Recent work describes Arumberia as the fossilized remains of highly organized shallow marine microbial colonies; a microbially-induced sedimentary structure (MISS),; a series of slide marks underneath tough biomats that were exposed to tractional currents carrying sediment, or a biopolymer-bearing lichenized fungi. As such, Arumberia structures remain an enigmatic Ediacaran fossil. A 2022 study suggests that Arumberia fossils record an extinct, filamentous, sessile organism, living between 560 and 520 millions of years ago.

==Taphonomy==

===Facies===
The Ediacaran facies where Arumberia has been found are interpreted as terrigenous sedimentary rocks in shallow marine or fluviolacustrine (intertidal or delta plain) settings that may have been affected by desiccation and salinity. However, an alternative interpretation of the Ediacaran facies where Arumberia is found is that they were coastal gypsiferous paleosols of intertidal to supratidal settings. Terminal Ediacaran (560 Ma) facies in Baltica dominantly contain biomarkers (hopane and sterane ratios) characteristic of bacterially-dominated communities in shallow marine oligotrophic settings. These values reflect a high ratio of bacterial to eukaryotic biomass and suggest these ecosystems were nutrient-limited and dominated by bacterial communities, which may have imposed growth constraints and evolutionary modifications to Ediacaran organisms like Arumberia.

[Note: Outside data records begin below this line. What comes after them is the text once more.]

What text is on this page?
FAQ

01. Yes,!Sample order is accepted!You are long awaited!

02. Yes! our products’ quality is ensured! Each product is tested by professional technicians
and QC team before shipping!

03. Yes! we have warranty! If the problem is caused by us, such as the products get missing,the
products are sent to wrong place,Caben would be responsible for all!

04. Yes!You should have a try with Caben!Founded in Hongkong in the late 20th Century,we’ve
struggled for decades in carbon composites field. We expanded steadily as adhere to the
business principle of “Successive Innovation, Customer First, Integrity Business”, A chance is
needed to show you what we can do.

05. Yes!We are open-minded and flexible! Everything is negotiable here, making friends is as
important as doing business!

===Burial compaction and diagenesis===
The original interpretation of Arumberia as a conical or cup-shaped depression structure is contrary to modern interpretations of Arumberia as a bulge or impression. Extensive burial from overburden typical in areas where Arumberia is found would greatly compact any bulge or depression of a typical soft-bodied marine metazoan; however, it has been suggested that diagenic silicification, ferrugination or pyritization can provide critical fossil rigidity during burial which supports the soft-body marine metazoan description of Arumberia. The presence of pyrite may impart significant resistance to burial compaction in Arumberia, but to date no study has demonstrated a thick pyritic film of sufficient strength to withstand burial compaction above an unpyritized Ediacaran fossil, which is thought to be a requirement for the preservational models that involve the pyritization of soft-body metazoans like Arumberia.

Analysis of thin sections of Arumberia show remarkable resistance to compaction, which may have been due to the presence of a pyrite sole-veneer. The diagenetic oxidation of pyrite to hematite can remove all traces of the pyrite sole-veneer, so it is difficult to determine the true influence of pyritization on burial compaction in Arumberia. Alternatively, the remarkable resistance to burial compaction may be due to the presence of a resistant biopolymer like chitin which is typical in marine and terrestrial lichens alike Exactly how the fossils are preserved remains controversial, and more research into the taphonomy of Arumberia and other Ediacarans is needed.